Writing one-best-answer items

  • Whenever possible, items should be written with a clinical stem.
  • Clinical vignettes should begin with presenting problem of a patient, followed by the history including duration, physical findings, results, initial treatment, subsequent findings.
  • Vignette may only include a portion of this information but should be supplied in that order.
  • Stem lead-in should pose a clear question that the examinees should be able to answer without looking at the options.
  • Vignettes should avoid red herrings and lying patients.

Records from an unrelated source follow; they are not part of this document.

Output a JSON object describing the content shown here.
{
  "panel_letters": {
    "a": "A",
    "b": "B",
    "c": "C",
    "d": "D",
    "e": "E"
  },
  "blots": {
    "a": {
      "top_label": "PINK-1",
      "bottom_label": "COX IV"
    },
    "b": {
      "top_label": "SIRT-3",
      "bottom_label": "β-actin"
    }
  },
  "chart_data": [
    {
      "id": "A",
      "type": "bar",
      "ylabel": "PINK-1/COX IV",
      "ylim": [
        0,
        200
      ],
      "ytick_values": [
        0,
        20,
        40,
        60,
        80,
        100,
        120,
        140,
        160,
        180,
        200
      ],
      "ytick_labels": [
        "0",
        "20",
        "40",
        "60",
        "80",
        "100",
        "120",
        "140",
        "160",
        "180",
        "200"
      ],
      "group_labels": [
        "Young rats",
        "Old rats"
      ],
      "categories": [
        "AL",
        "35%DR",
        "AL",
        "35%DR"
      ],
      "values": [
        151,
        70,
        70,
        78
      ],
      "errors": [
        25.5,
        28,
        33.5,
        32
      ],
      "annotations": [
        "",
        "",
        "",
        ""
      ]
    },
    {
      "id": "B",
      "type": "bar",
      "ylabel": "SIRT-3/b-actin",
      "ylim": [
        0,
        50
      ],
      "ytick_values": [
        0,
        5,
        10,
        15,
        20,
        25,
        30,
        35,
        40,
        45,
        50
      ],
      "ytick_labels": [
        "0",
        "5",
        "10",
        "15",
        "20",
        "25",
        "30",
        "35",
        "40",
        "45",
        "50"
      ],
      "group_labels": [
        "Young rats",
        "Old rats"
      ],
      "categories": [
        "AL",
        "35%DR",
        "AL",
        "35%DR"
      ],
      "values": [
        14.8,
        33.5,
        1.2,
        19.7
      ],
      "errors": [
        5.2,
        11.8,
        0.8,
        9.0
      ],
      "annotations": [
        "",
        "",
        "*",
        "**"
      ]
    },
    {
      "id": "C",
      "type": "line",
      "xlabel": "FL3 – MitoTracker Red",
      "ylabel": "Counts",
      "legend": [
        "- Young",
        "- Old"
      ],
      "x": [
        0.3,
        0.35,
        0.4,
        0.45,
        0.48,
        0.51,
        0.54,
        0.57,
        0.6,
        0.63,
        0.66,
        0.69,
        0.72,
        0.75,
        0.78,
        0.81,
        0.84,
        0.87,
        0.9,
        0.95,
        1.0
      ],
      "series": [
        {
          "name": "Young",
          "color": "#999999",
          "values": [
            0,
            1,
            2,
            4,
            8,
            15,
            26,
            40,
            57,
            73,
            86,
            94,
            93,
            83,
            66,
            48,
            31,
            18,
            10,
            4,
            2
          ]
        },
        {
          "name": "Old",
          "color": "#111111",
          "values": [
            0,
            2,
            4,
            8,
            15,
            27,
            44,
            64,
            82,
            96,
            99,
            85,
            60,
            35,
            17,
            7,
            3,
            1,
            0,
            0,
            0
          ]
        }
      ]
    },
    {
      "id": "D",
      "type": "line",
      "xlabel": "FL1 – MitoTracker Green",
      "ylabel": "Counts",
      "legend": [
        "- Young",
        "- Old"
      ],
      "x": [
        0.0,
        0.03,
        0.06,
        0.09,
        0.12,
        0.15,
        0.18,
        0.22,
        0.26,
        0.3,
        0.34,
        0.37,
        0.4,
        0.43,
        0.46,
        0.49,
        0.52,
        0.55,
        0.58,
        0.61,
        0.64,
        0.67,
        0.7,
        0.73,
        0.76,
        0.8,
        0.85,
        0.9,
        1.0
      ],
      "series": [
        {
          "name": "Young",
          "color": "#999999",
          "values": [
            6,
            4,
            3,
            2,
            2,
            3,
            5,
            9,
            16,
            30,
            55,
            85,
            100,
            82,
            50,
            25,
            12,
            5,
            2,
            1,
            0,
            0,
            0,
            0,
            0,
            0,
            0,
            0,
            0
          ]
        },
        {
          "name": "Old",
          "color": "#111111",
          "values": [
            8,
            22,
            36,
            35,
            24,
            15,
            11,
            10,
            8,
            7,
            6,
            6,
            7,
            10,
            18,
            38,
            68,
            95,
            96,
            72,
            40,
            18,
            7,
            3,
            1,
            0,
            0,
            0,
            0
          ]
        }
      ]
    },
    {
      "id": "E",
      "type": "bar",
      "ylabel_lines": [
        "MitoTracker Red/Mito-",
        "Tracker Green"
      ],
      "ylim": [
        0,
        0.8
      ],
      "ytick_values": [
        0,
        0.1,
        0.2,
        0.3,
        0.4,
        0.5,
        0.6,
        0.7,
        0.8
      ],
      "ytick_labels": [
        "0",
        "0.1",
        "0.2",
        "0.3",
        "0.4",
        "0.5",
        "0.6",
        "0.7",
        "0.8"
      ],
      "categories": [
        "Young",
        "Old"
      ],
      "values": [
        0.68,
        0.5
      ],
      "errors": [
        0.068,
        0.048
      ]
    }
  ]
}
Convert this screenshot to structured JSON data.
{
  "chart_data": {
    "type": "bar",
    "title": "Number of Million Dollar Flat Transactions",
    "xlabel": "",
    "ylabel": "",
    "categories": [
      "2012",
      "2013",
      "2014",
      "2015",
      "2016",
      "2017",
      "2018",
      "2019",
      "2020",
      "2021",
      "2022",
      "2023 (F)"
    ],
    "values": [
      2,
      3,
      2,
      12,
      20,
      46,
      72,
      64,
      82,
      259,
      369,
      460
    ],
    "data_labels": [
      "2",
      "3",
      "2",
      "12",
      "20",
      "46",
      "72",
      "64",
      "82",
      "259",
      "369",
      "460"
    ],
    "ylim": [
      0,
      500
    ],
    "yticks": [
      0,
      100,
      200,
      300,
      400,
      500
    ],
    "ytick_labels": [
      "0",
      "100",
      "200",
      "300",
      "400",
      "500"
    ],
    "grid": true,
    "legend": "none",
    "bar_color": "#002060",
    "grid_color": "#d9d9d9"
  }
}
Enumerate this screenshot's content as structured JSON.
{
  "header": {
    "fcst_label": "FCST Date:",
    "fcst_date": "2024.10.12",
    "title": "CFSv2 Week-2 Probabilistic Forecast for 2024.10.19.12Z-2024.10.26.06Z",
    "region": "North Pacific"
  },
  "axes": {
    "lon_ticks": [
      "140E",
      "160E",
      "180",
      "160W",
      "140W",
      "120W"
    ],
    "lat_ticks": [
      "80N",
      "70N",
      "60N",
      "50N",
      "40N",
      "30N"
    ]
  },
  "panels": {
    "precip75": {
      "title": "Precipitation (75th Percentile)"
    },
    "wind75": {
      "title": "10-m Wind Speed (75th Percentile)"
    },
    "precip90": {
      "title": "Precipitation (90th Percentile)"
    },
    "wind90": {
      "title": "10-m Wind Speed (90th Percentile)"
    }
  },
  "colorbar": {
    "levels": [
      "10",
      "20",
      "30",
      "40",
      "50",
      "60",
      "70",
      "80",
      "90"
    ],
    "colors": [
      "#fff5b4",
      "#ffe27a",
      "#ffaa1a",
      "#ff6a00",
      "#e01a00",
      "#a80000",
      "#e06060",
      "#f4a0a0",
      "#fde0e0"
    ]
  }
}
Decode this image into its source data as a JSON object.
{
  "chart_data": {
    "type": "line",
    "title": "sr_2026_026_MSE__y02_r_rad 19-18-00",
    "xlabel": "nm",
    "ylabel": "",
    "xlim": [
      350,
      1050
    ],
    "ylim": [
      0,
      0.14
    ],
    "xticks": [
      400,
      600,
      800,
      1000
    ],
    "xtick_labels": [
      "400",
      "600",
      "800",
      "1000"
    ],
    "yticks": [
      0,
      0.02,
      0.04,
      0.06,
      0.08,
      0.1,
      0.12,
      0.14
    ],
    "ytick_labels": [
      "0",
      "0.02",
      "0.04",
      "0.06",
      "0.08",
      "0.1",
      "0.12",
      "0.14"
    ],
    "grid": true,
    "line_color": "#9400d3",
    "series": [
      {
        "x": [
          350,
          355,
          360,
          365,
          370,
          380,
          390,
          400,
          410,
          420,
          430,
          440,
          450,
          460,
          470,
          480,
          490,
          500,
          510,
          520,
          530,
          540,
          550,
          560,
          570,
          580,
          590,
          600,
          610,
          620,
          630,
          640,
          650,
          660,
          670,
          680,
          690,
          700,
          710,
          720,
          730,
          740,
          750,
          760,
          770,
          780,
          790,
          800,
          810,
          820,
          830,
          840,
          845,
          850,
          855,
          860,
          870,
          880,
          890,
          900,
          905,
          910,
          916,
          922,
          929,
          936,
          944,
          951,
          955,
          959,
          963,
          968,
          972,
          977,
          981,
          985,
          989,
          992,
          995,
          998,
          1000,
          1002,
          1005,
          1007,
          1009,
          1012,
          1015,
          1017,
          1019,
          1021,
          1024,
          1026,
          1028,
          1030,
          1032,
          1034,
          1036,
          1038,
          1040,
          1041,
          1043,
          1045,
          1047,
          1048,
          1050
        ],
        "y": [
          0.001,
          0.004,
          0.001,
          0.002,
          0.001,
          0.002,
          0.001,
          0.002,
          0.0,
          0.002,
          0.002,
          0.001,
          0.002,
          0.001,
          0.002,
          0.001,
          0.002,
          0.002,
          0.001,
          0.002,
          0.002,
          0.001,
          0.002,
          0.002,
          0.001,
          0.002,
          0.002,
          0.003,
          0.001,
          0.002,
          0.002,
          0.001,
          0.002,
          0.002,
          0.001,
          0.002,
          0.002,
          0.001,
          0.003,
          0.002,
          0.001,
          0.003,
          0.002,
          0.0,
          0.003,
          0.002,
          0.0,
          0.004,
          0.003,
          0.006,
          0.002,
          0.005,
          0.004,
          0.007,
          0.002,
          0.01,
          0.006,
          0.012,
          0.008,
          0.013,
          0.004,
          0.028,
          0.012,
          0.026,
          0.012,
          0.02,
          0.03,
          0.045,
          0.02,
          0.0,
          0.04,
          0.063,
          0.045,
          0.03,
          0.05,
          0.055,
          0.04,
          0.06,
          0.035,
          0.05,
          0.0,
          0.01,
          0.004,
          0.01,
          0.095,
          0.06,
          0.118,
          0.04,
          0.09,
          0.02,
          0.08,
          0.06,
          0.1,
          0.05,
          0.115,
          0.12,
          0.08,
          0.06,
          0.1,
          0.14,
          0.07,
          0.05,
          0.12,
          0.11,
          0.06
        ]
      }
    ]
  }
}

Examples of types of foundational and clinical lead-ins

  • Which of the following is the most like cause/mechanism of this effect?
  • Which of the following is the most likely causal infectious agent?
  • This patient most likely has a defect in which of the following?
  • This patient most likely has a defect in which of the following enzymes?
  • Which of the following cytokines is the most likely cause of this condition?
  • Which of the following structures is at greatest risk for damage during this procedure?
  • The most appropriate medication for this patient will have which of the following mechanisms of action?
  • Which of the following factors in the patient’s history most increased his/her risk for developing this condition?
  • Which of the following is the most likely explanation for these findings?
  • Which of the following is the most likely location of the patient’s lesion?
  • Which of the following is the most likely pathogen?
  • Which of the following findings is most likely to be increased/decreased?
  • Which of the following is the most appropriate intervention?
  • For which of the following conditions is the patient at greatest risk?
  • Which of the following is most likely to have prevented this condition?
  • Which of the following is the most appropriate next step in management to prevent morbidity/mortality/disability?
  • Which of the following is the most likely diagnosis?
  • Which of the following is the most appropriate next step in diagnosis?
  • Which of the following is most likely to confirm the diagnosis?
  • Which of the following is the most appropriate initial or next step in patient care?
  • Which of the following is the most effective management?
  • Which of the following is the most appropriate pharmacotherapy?
  • Which of the following is the first priority in caring for this patient?

Example of grammatical cues

A 60-year-old man is brought to the emergency department by the police who found him lying unconscious on the sidewalk. After ascertaining that the airway is open, the first step in management should be intravenous administration of

  1. Examination of CSF
  2. Glucose with vitamin B1 (thiamine)
  3. CT scan of the head
  4. Phenytoin
  5. Diazepam

Options A and C do not follow logically from the stem.

Logical Cues

Crime is

  1. Equally distributed among the social classes
  2. Overrepresented among the poor
  3. Overrepresented among the middle class and rich
  4. Primarily an indication of psychosexual maladjustment
  5. Reaching a plateau of tolerability for the nation

Options A, B, and C include all possibilities so the student knows that one must be correct.

Absolute terms

In patients with advanced dementia, Alzheimer’s type, the memory defect

  1. Can be treated adequately with phosphatidylcholine
  2. Could be a sequel of early parkinsonism
  3. Is never seen in patients with neurofibrillary tangles at autopsy
  4. Is never severe
  5. Possibly involves the cholinergic system

Options C and D can be eliminated based on the absolute terms.

Word Repeats

A 58-year-old man with a history of heavy alcohol use and previous psychiatric hospitalizations is confused and agitated. He speaks of experiencing the world as unreal. This symptom is called

  1. Depersonalization
  2. Derailment
  3. Derealization
  4. Focal memory deficit
  5. Signal anxiety

Unreal appears in the stem and in the options.